When an injury does not quickly resolve and transitions from acute, to sub-acute, to chronic, related pain becomes particularly difficult to resolve. Chronic pain syndrome has been described as “a constellation of related symptoms and conditions that usually do not respond to the medical model of care,” and complex regional pain syndrome, which involves prolonged pain and inflammation following injury to an arm or leg, as a “biopsychosocial challenge.”

Asking Questions

Context is needed for an evaluating clinician to get a clear sense of an employee’s pain. In some cases, a clinician might ask an injured employee to remember the worst pain he or she has ever experienced in comparison with their current pain. The provider can then use that information to assess the effectiveness of interventions and pace of recovery.

When a WorkCare occupational clinician asks an injured employee to rate their degree of pain on a scale of 0-10 during an Incident Intervention telehealth triage call, they may ask other questions, as well, because they know pain is a subjective experience. For instance:

  • Have you had pain other than everyday kind of pain during the past three days?
  • How does the pain you have now affect you physically and mentally?
  • Has the pain made you change your activity level?

In addition, when an injured employee remains at work in a full or modified duty capacity during recovery, a WorkCare nurse will check in and see how they are feeling, whether their pain has decreased, stayed the same or gotten worse, and assess any other physical or psychological aspects of their pain that may be affecting their work.

Types of Pain Scales

Pain scales are often categorized as numerical, visual analog or categorical. A numerical rating scale is commonly used to assess physical pain on a continuum of 0-10, 11-item (counting 0) scale, with 0 no pain and 10 severe pain. Some scales, such as the widely used Wong-Baker FACES® Pain Rating Scale, features numbers as well as faces with expressions and descriptions so children and adults can choose the face that best illustrates their pain:

A visual analog scale (VAS) is a horizontal or vertical line anchored by two verbal descriptors: “no pain” (score of 0) and “worst pain possible.” The VAS is used to measure a characteristic or attitude that is believed to range across a continuum of values that cannot easily be directly measured. A color analog scale uses a gradual transition from green to yellow to red to represent a continuous pain spectrum rather than a specific number or description.

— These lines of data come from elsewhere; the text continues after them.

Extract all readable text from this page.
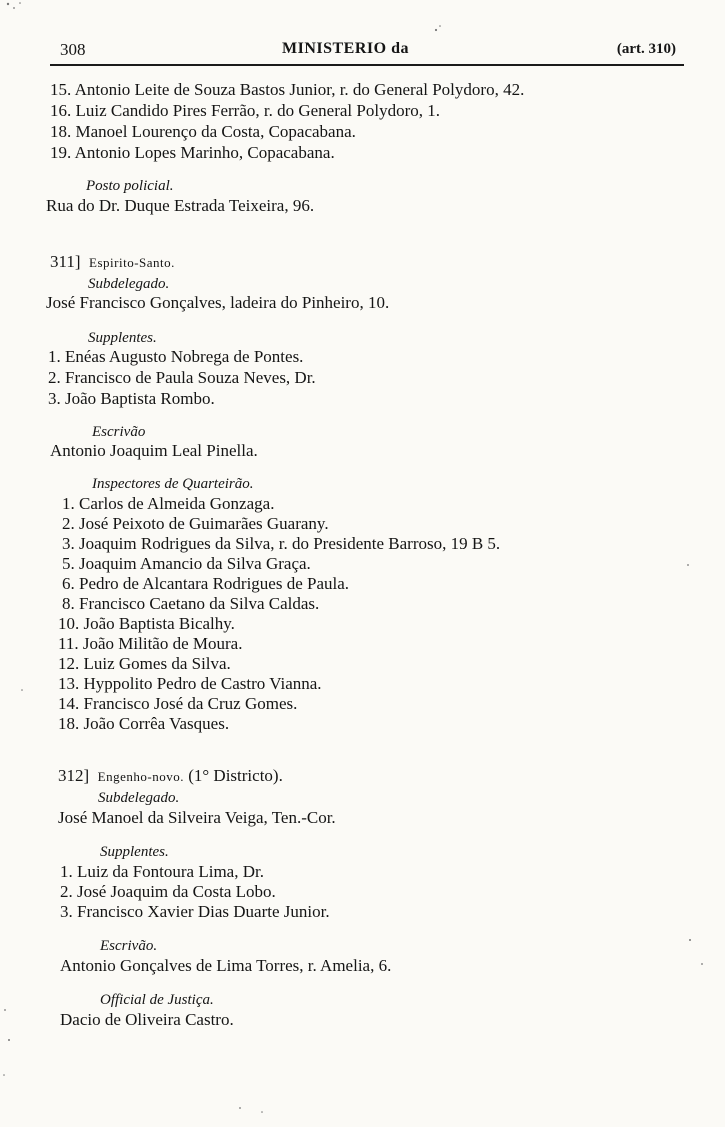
308	MINISTERIO da	(art. 310)
15. Antonio Leite de Souza Bastos Junior, r. do General Polydoro, 42.
16. Luiz Candido Pires Ferrão, r. do General Polydoro, 1.
18. Manoel Lourenço da Costa, Copacabana.
19. Antonio Lopes Marinho, Copacabana.
Posto policial.
Rua do Dr. Duque Estrada Teixeira, 96.
311] Espirito-Santo.
Subdelegado.
José Francisco Gonçalves, ladeira do Pinheiro, 10.
Supplentes.
1. Enéas Augusto Nobrega de Pontes.
2. Francisco de Paula Souza Neves, Dr.
3. João Baptista Rombo.
Escrivão
Antonio Joaquim Leal Pinella.
Inspectores de Quarteirão.
1. Carlos de Almeida Gonzaga.
2. José Peixoto de Guimarães Guarany.
3. Joaquim Rodrigues da Silva, r. do Presidente Barroso, 19 B 5.
5. Joaquim Amancio da Silva Graça.
6. Pedro de Alcantara Rodrigues de Paula.
8. Francisco Caetano da Silva Caldas.
10. João Baptista Bicalhy.
11. João Militão de Moura.
12. Luiz Gomes da Silva.
13. Hyppolito Pedro de Castro Vianna.
14. Francisco José da Cruz Gomes.
18. João Corrêa Vasques.
312] Engenho-novo. (1° Districto).
Subdelegado.
José Manoel da Silveira Veiga, Ten.-Cor.
Supplentes.
1. Luiz da Fontoura Lima, Dr.
2. José Joaquim da Costa Lobo.
3. Francisco Xavier Dias Duarte Junior.
Escrivão.
Antonio Gonçalves de Lima Torres, r. Amelia, 6.
Official de Justiça.
Dacio de Oliveira Castro.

Another method, the Brief Pain Inventory (BPI), is a short form developed to measure pain intensity and the extent to which pain interferes with life activities. The BPI asks respondents to rate their current pain intensity, pain experienced in the last 24 hours and the degree to which pain interferes with seven domains of functioning: general activity, mood, walking ability, normal work (outside the home and housework), relations with other people, sleep and enjoyment of life (0 =does not interfere and 10 = interferes completely.)

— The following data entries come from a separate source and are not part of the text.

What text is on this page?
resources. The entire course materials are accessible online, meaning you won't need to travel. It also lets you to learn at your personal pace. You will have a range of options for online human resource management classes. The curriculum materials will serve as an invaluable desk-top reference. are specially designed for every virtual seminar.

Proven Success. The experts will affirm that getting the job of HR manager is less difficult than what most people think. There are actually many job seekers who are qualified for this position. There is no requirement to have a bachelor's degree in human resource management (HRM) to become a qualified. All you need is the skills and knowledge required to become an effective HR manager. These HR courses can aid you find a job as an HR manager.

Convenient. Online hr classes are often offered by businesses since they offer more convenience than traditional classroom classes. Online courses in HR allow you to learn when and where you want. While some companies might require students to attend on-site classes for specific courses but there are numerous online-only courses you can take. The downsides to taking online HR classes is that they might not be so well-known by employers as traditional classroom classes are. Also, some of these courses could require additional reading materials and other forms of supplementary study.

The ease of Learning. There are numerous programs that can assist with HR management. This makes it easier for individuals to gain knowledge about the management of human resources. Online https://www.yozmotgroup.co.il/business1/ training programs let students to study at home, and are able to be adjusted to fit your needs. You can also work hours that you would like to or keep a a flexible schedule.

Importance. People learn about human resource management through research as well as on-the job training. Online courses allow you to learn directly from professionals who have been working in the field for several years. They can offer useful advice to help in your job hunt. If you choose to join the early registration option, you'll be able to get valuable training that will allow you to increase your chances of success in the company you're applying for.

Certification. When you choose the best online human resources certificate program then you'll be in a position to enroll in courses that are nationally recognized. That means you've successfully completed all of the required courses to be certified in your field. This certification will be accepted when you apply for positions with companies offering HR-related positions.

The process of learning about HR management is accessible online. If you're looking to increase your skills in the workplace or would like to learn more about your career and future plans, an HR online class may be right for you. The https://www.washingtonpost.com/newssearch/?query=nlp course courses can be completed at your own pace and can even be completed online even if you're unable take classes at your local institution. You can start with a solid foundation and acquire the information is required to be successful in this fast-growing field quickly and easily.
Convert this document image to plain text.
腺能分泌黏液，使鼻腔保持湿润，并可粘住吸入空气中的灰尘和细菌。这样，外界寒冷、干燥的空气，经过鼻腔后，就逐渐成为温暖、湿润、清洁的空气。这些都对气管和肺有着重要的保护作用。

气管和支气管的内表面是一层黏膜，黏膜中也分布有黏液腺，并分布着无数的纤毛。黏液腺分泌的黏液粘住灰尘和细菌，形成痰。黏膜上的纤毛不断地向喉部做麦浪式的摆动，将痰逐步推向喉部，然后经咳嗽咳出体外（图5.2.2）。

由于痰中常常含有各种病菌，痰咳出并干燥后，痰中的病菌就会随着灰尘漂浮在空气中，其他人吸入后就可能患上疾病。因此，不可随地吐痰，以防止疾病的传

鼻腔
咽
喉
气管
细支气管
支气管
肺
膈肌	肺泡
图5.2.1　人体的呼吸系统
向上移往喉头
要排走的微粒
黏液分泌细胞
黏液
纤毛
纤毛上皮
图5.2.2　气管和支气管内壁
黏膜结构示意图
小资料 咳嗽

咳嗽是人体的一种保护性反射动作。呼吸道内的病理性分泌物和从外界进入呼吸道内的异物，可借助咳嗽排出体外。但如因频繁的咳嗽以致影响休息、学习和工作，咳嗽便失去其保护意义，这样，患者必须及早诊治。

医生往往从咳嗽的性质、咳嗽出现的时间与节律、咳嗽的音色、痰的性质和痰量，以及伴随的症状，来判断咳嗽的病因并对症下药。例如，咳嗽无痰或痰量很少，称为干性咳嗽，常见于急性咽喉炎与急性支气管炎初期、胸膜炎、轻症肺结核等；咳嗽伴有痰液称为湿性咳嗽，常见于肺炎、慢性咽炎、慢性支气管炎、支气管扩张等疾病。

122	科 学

The McGill Pain Questionnaire uses another approach. It consists primarily of three major classes of word descriptors – sensory, affective and evaluative – that are used by respondents to specify subjective pain experience. It also contains an intensity scale and other items to determine the properties of pain experience. This questionnaire is designed to provide quantitative measures of clinical pain that can be treated statistically.

Whatever type of scale is used, clinical interpretation is required. In situations in which a pain scale is used, a clinician trained in occupational medicine can provide useful insights at the onset of a work-related injury and through the recovery process.